The Latin American LNG market is developing, but dramatic turns in consumption are unlikely in a region where infrastructure is difficult to develop.

While Asia and Europe develop massive regasification facilities and pipeline networks to deliver energy, Latin America is seeing growth in LNG trucks. Not tankers, but trucks that can deliver LNG over rough terrain to dispersed population centers, an analyst said.

“Small-scale LNG is the new big in Latin America,” said Sergio Chapa, senior energy analyst for the Americas at Poten and Partners, during in a May 21 webinar.

While LNG imports are expected to grow voraciously in Europe as the gas market shifts away from Russia to support growing economies in Asia, Latin America is a more complicated situation for natural gas, Chapa said.

For one thing, the region’s geography varies widely with mountains, deserts and jungles, with a scattered population of about 665 million people. The rough terrain has encouraged the development of hydropower, and many countries are developing their LNG regasification infrastructure as a backup.

The region also has a wide range of energy usage per capita. Residents of Panama use an average of 87.2 MMBtu of energy each year. Nearby Nicaraguans use an average of 12.9 MMBtu annually. The varying levels of demand over relatively small regions makes the dispersal of natural gas more complicated.

Small-scale delivery of LNG through trucks, ISO containers or small vessels, “makes a lot of sense in a lot of places,” Chapa said. While the market isn’t large, is does provide LNG producers with good prices.
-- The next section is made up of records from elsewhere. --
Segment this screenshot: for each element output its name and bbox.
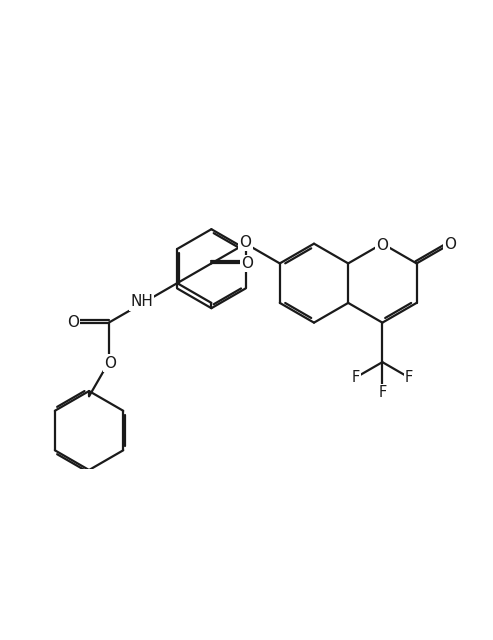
- Text: O: O: [241, 256, 253, 271]
- Text: O: O: [376, 237, 388, 253]
- Text: O: O: [240, 235, 251, 250]
- Text: O: O: [444, 237, 456, 252]
- Text: O: O: [104, 356, 116, 371]
- Text: O: O: [67, 315, 79, 330]
- Text: F: F: [352, 370, 360, 385]
- Text: NH: NH: [130, 294, 153, 309]
- Text: F: F: [405, 370, 413, 385]
- Text: F: F: [378, 385, 387, 401]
“You can demand a premium on natural gas,” he said. Gas sold at a Henry Hub prices of $3.50/MMBtu in the U.S. can fetch between $10/MMBtu to $14/MMBtu in Latin America. The problem for producers is that the region offers very few long-term, large-scale contracts for LNG producers, slowing down the development for a fuel that will be dependably bought in other markets.

On the other hand, the region is expected to play a more meaningful role as more LNG production projects come online over the next decade, Chapa said.

Today, the region has a liquefaction capacity of 20.7 million tonnes per year (mtpa) and a total regasification capacity of 90.4 mtpa. Chapa said Poten and Partners expects the liquefaction capacity of the region to steadily grow for the next decade, passing 45 mtpa by 2035.

Trinidad and Tobago leadd the region with 15 mtpa of production, followed by Peru and Mexico. Projects under construction in Mexico and Argentina could boost production by another 5.8 mtpa by 2026.

Argentina is the planned destination for several floating LNG (FLNG) platforms. During its earnings meeting on May 27, Golar LNG executives said its current FLNG MKII project would most likely serve developing fields in Argentina.

Mexico has a large number of proposed LNG liquefaction projects that, if built, would boost the country’s production by 44.2 mtpa by 2035; however, Chapa said it was unlikely all of the Mexican projects would go forward. The country’s domestic economy is developing along with the U.S., meaning more power generation is needed for data centers and other sectors that require more electricity.

“There’s a competition for natural gas molecules in Mexico right now,” Chapa said. “If you're using the same pipeline to feed a power plant that's less LNG that you can export.”

It’s an overall trend for the region. Latin American countries will continue to produce larger amounts of natural gas, but the region’s economic growth may keep much of the resource at home, Chapa said.